July 30, 2018 / 3:19 PM / 4 months ago

Swiss Re, Security First team up on Florida flood cover

FILE PHOTO: The logo of the world's second largest reinsurer Swiss Re is seen inside the company's offices in Zurich, Switzerland, February 23, 2018. REUTERS/Moritz Hager

ZURICH (Reuters) - Swiss Re and Security First Insurance have teamed up to offer water damage insurance to homeowners in Florida using a new modeling system that could reshape the private market for insuring against floods, the Swiss reinsurer said on Monday.

The joint venture lets residents of the southern U.S. state include water damage, including flood coverage, in their homeowners policy. Ratings are based on Swiss Re’s proprietary flood model, it said.

“The Swiss Re model generates a premium that is based on the unique characteristics of the exposure such as location of the structure, type of construction and insured value, rather than relying on rating tables which are less accurate,” it said.
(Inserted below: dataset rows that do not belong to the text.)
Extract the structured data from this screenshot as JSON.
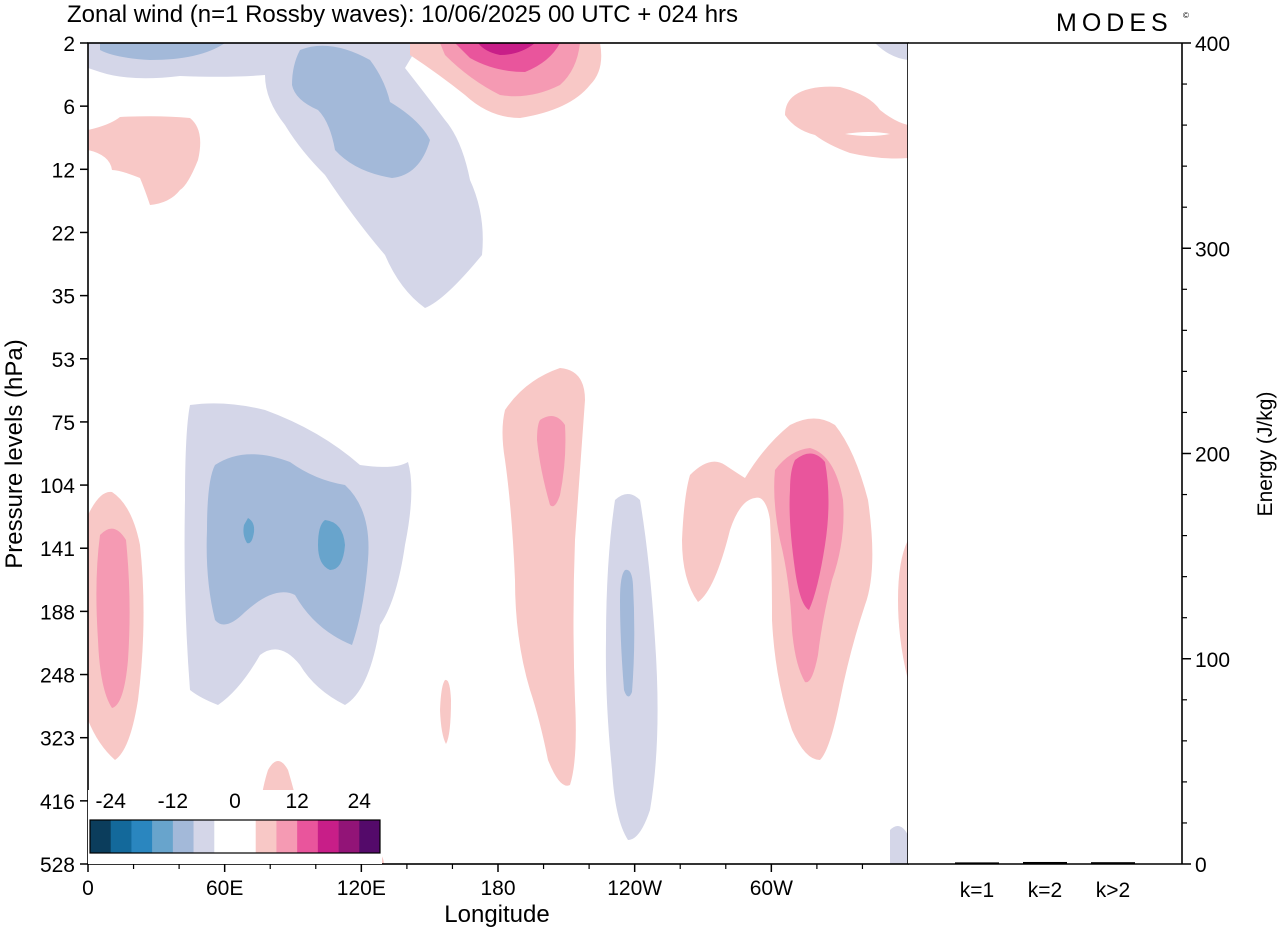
{
  "chart_data": [
    {
      "type": "heatmap",
      "title": "Zonal wind (n=1 Rossby waves):  10/06/2025  00 UTC  + 024 hrs",
      "xlabel": "Longitude",
      "ylabel": "Pressure levels (hPa)",
      "x_ticks": [
        "0",
        "60E",
        "120E",
        "180",
        "120W",
        "60W"
      ],
      "x_tick_degrees": [
        0,
        60,
        120,
        180,
        240,
        300
      ],
      "xlim": [
        0,
        360
      ],
      "y_ticks": [
        "2",
        "6",
        "12",
        "22",
        "35",
        "53",
        "75",
        "104",
        "141",
        "188",
        "248",
        "323",
        "416",
        "528"
      ],
      "colorbar": {
        "labels": [
          "-24",
          "-12",
          "0",
          "12",
          "24"
        ],
        "colors": [
          "#0b3d5c",
          "#13699b",
          "#2a86bf",
          "#68a4cc",
          "#a3b9d9",
          "#d4d6e8",
          "#ffffff",
          "#ffffff",
          "#f8c8c6",
          "#f59ab3",
          "#e9559c",
          "#c81e88",
          "#921477",
          "#540a6a"
        ]
      },
      "features": [
        {
          "sign": "positive",
          "lon": 12,
          "level": "188",
          "peak_level": 2
        },
        {
          "sign": "positive",
          "lon": 83,
          "level": "528",
          "peak_level": 1
        },
        {
          "sign": "positive",
          "lon": 174,
          "level": "2",
          "peak_level": 4
        },
        {
          "sign": "positive",
          "lon": 194,
          "level": "141",
          "peak_level": 2
        },
        {
          "sign": "positive",
          "lon": 313,
          "level": "141",
          "peak_level": 3
        },
        {
          "sign": "positive",
          "lon": 27,
          "level": "12",
          "peak_level": 1
        },
        {
          "sign": "positive",
          "lon": 336,
          "level": "6",
          "peak_level": 1
        },
        {
          "sign": "negative",
          "lon": 102,
          "level": "141",
          "peak_level": 3
        },
        {
          "sign": "negative",
          "lon": 118,
          "level": "12",
          "peak_level": 2
        },
        {
          "sign": "negative",
          "lon": 237,
          "level": "188",
          "peak_level": 2
        }
      ]
    },
    {
      "type": "bar",
      "ylabel": "Energy (J/kg)",
      "categories": [
        "k=1",
        "k=2",
        "k>2"
      ],
      "values": [
        0.3,
        0.5,
        0.4
      ],
      "ylim": [
        0,
        400
      ],
      "y_ticks": [
        "0",
        "100",
        "200",
        "300",
        "400"
      ]
    }
  ],
  "brand": {
    "logo_text": "MODES",
    "mark": "©"
  },
  "colors": {
    "pos1": "#f8c8c6",
    "pos2": "#f59ab3",
    "pos3": "#e9559c",
    "pos4": "#c81e88",
    "neg1": "#d4d6e8",
    "neg2": "#a3b9d9",
    "neg3": "#68a4cc"
  }
}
Security First policyholders could be among the first to apply for enhanced coverage with a single deductible for wind and flood damage.

“This innovative policy is proof that flood is insurable in the private market and we believe it can be replicated throughout the U.S. to help solve a profound underinsurance issue,” said Keith Wolfe, Swiss Re’s U.S. president for property and casualty insurance.

Hurricanes Harvey and Irma clobbered the United States last year, increasing property damage. Flooding typically causes damage of around $15 billion a year in the U.S., of which only $5 billion is insured, a Swiss Re statement said.

Security First has started offering the optional flood and water backup coverage to customers and will handle distribution, administration and claims servicing.

U.S. Congress has been extending on a stopgap basis the federal flood insurance program after legislation that would drastically overhaul the system stalled in the Senate after passage in the House of Representatives.

Supporters of the overhaul say it would improve the amount of choice in the marketplace and stabilize rates. Critics have voiced concern it could result in drastic price increases for some flood-prone areas.